A Glorious Way to Die

About this Book

In April 1945, the Japanese battleship Yamato, the pride of the Japanese navy and the largest battleship ever built, left Japan on a deliberate suicide attack upon Allied forces engaged in the Battle of Okinawa, with only eight other Japanese warships, no overhead air cover, and enough fuel for only one day. The Japanese force was attacked, stopped, and almost completely destroyed by U.S. carrier-borne aircraft before reaching Okinawa. Yamato and five other Japanese warships were sunk. The Yamato lost 3,062 men; only 269 were saved.

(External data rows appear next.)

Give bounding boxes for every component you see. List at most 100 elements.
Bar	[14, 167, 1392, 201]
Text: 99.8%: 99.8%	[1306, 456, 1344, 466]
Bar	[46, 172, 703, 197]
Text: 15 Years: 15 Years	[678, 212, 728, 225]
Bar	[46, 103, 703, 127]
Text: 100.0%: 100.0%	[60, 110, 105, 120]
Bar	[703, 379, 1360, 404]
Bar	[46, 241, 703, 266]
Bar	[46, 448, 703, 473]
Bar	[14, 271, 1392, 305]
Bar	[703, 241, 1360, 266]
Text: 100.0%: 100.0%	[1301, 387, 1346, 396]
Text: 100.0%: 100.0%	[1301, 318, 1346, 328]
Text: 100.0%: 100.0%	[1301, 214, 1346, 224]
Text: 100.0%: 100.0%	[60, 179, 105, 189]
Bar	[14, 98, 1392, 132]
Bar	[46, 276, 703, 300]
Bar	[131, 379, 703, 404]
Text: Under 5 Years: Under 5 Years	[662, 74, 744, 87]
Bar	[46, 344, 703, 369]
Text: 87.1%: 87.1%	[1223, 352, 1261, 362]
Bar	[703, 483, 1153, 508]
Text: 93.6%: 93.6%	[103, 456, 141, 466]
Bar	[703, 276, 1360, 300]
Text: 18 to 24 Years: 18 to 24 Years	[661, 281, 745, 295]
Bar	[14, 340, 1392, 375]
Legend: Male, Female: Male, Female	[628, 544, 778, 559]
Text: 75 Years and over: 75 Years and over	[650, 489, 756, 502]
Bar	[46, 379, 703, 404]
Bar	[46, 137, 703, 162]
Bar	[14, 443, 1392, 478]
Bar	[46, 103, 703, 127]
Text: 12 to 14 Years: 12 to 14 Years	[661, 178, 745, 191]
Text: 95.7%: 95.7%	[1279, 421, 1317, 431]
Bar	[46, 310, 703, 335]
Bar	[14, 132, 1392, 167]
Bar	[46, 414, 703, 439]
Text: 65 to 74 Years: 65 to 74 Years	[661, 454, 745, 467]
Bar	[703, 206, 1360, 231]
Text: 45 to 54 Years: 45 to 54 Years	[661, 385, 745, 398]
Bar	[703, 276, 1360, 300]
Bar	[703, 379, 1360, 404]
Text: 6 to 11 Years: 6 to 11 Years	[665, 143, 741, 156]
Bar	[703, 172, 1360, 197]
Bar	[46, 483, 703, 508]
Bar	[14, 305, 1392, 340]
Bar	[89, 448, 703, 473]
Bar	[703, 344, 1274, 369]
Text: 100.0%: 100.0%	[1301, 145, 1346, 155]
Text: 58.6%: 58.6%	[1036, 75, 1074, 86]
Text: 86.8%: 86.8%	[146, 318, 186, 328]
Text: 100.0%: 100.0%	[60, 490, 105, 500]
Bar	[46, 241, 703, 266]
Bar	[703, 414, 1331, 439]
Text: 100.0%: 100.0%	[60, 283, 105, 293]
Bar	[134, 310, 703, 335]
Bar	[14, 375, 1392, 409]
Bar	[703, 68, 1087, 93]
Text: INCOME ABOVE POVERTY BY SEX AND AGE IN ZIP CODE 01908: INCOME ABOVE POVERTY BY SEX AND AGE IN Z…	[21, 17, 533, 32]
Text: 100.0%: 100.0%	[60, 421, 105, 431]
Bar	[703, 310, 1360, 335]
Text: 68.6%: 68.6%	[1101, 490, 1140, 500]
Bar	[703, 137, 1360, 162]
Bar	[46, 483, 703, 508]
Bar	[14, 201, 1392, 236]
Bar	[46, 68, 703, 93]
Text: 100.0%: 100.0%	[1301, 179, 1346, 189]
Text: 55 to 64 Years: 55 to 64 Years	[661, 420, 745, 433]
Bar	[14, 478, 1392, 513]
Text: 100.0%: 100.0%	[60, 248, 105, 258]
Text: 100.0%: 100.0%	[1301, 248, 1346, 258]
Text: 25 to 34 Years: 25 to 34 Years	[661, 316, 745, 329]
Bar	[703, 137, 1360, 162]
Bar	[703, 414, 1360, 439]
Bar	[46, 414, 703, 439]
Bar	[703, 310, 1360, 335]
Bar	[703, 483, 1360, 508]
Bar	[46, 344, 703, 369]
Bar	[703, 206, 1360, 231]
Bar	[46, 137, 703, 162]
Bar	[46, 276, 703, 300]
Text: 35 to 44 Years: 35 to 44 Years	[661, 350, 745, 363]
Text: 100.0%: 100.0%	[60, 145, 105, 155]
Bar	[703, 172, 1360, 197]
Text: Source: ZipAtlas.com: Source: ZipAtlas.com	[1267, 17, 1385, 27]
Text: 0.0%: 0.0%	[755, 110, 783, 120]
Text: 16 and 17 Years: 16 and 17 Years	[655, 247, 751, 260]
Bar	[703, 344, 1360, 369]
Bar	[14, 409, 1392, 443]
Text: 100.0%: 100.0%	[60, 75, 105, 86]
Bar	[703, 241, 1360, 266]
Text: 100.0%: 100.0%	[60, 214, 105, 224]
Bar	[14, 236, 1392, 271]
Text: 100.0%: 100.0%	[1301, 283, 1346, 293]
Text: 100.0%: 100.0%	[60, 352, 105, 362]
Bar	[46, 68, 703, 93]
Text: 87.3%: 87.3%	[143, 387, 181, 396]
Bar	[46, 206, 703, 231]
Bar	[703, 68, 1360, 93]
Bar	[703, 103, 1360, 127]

In this critically acclaimed retelling of the Yamato's final days, from March 28 to April 8, 1945, author Russell Spurr documents and dramatizes, from both the American and the Japanese points of view, the events surrounding the tragic mission, and portrays the reactions of the fighting men, from top admirals to junior ships' gunners. The battle not only demonstrated U.S. air supremacy in the Pacific, but also made clear Japan's willingness to sacrifice large numbers of men in attempts to slow the Allies, which, in many historians' opinions, probably influenced President Truman's decision to bomb Hiroshima and Nagasaki with the atom bomb four months after the Yamato sank.